Information on the various types of loans. With tighter restrictions and lending guidelines, many of these loan programs are no longer available, or more difficult to obtain. Talk with a lender to find the right loan for you.
ADJUSTABLE RATE Adjustable rate mortgages have an interest rate that is adjusted at certain intervals based on a specific index during the life of the loan.
BALLOON PAYMENT LOAN A fixed rate loan this is amortized over 30 years but becomes due and payable at the end of a certain term. May be extended or may roll-over into another type of loan.
BUY-DOWN LOAN Buy-Down loans are fixed rate loans where the interest rate and the payment are reduced for a specific period of time by paying the interest up front to subsidize the lower payment. A fixed rate loan for first time buyers with a low down payment, usually.
FHA LOAN: FHA loans are insured by the Federal Housing Administration under H.U.D. They offer a low down payment and are easier to qualify for than are Conventional loans.
FIXED RATE LOAN: Fixed rate loans have one interest rate that remains constant throughout the life of the loan.
GRADUATED PAYMENT MORTGAGE: A fixed rate loan that has payments starting lower than a standard fixed rate loan, which then increases by a pre-determined amount each year for a set number of years.

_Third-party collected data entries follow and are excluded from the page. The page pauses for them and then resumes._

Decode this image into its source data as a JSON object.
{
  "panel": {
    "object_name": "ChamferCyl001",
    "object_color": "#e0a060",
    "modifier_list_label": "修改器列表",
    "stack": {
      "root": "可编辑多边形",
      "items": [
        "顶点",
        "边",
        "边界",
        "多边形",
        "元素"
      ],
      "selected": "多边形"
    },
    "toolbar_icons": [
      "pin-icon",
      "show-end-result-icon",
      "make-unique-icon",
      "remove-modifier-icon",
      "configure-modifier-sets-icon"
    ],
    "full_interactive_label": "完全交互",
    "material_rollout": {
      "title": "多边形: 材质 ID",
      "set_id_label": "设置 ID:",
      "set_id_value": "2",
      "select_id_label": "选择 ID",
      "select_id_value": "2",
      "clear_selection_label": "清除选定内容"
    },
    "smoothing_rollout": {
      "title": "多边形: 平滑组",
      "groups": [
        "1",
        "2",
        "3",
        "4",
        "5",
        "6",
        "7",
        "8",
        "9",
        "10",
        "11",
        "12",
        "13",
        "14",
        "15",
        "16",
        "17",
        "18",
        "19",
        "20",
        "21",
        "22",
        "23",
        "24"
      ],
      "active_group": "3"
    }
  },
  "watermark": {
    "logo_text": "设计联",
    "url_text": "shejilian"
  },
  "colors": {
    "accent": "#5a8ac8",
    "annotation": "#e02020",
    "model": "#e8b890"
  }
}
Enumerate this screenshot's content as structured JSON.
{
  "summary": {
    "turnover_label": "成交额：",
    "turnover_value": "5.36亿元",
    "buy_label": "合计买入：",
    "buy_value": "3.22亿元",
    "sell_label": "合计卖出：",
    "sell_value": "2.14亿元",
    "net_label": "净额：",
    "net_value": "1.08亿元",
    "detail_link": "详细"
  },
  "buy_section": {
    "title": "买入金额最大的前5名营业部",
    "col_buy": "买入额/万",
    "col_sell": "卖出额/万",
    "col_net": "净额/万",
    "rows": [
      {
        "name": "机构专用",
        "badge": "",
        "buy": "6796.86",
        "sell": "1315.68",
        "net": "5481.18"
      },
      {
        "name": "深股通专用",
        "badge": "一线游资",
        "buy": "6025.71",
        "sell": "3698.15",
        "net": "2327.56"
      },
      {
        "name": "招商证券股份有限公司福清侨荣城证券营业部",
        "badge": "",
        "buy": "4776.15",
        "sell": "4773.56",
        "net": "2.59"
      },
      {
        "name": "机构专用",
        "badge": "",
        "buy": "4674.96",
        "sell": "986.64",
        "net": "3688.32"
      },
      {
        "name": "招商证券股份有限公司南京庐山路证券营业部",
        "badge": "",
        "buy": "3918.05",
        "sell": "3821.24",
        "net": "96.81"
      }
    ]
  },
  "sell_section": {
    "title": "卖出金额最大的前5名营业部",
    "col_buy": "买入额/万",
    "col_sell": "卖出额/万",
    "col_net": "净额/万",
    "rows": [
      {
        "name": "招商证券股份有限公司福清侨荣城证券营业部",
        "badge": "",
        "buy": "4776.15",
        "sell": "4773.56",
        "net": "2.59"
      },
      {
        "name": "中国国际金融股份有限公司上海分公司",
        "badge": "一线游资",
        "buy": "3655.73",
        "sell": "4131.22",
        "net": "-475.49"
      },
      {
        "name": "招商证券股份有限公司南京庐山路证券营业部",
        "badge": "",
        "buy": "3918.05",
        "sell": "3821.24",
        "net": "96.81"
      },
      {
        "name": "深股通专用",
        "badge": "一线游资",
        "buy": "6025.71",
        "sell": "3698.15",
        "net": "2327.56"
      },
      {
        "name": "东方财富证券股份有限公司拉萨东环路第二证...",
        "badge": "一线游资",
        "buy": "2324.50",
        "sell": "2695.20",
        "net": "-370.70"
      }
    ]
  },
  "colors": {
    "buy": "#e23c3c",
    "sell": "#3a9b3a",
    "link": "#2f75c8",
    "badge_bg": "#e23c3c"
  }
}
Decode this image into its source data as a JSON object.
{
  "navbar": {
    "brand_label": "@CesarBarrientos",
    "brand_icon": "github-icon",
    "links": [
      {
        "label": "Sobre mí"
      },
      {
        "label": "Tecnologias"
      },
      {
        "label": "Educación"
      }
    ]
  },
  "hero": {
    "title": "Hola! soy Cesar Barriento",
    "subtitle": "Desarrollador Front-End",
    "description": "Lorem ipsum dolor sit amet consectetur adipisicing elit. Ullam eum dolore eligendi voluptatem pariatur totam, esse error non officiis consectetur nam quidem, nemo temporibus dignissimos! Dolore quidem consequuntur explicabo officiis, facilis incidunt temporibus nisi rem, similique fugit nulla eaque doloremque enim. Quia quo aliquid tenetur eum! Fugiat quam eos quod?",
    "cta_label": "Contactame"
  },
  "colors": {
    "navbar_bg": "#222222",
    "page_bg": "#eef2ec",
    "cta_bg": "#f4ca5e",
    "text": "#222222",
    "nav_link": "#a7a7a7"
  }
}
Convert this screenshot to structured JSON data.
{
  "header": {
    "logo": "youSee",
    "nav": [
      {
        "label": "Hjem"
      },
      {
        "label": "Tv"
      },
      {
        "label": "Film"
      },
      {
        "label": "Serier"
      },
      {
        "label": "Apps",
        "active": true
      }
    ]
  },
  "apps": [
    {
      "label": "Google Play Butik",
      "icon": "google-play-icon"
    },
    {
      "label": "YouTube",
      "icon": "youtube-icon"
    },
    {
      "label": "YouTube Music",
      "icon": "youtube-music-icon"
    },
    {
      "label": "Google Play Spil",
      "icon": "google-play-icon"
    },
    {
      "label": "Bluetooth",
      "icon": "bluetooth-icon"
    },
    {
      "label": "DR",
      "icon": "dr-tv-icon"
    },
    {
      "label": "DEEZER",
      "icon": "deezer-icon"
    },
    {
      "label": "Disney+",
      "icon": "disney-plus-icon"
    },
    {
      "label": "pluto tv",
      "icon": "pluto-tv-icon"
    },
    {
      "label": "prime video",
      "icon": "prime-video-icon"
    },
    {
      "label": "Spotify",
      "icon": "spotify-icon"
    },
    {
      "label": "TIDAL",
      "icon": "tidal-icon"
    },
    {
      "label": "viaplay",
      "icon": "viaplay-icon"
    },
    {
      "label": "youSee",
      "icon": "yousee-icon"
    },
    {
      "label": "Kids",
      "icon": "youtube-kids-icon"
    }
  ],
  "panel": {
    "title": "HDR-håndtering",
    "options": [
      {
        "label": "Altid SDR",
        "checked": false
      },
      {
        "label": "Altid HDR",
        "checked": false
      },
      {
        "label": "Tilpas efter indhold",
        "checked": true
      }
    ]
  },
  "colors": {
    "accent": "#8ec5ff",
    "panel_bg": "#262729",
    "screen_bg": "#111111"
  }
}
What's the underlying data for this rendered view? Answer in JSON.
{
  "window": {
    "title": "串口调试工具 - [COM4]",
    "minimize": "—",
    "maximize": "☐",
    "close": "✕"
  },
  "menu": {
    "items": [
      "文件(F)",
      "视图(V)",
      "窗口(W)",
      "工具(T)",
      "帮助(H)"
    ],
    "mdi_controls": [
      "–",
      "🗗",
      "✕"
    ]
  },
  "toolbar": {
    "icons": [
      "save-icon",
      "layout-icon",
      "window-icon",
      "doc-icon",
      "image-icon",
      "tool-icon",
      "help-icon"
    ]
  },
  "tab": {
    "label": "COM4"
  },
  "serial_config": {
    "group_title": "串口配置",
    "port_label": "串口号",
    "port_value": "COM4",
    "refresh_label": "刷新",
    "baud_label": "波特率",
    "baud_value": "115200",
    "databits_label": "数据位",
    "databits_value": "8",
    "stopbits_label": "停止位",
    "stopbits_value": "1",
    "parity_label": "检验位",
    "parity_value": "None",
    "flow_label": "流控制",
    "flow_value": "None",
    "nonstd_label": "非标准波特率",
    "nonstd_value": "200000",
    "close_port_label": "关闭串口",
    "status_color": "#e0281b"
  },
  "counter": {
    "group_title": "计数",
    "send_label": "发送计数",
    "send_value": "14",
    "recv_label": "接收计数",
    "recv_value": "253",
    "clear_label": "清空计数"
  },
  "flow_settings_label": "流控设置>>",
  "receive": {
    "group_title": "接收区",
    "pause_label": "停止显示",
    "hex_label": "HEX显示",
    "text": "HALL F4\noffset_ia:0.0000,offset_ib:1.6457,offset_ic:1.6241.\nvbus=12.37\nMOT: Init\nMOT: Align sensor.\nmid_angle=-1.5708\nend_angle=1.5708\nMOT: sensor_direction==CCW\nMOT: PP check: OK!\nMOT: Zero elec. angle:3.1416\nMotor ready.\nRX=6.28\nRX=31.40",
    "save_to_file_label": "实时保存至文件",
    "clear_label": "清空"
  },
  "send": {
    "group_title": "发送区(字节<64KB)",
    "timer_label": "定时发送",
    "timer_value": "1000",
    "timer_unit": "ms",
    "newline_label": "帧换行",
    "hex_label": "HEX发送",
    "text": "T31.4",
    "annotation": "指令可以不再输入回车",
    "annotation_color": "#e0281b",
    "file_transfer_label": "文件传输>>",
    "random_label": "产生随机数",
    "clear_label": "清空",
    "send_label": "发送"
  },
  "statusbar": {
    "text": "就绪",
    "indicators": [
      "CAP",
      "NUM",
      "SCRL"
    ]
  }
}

INTEREST ONLY LOAN: The borrower only pays the interest on the mortgage through monthly payments for a term that is fixed on an interest-only mortgage loan. The term is usually between 5 and 7 years. After the term is over, many refinance their homes, make a lump sum payment, or they begin paying off the principal of the loan.
MORTGAGE CREDIT CERTIFICATE: A first time homebuyer program subject to purchase price and income limits. They are limited to Alameda, Contra Costa, San Mateo and Santa Clara counties. It is actually a special tax credit and assists the buyer in qualifying for many loan programs.
NON-QUALIFYING LOAN: Non-qualifying loans are pre-existing loans which can be assumed by a buyer from the seller of a property without going through the qualifying process. The buyer pays the seller for their equity and then starts making the payments.
VA LOAN: VA loans are guaranteed by the Veterans Administration. A veteran must have served 180 days active service.
CONVENTIONAL LOAN: Conventional loans are sometimes more lenient with the appraisal and condition of the property. When you are buying a “fixer upper” you may need to use a conventional loan. Homes purchased above the FHA loan limit of $625,500 are usually financed with conventional loans.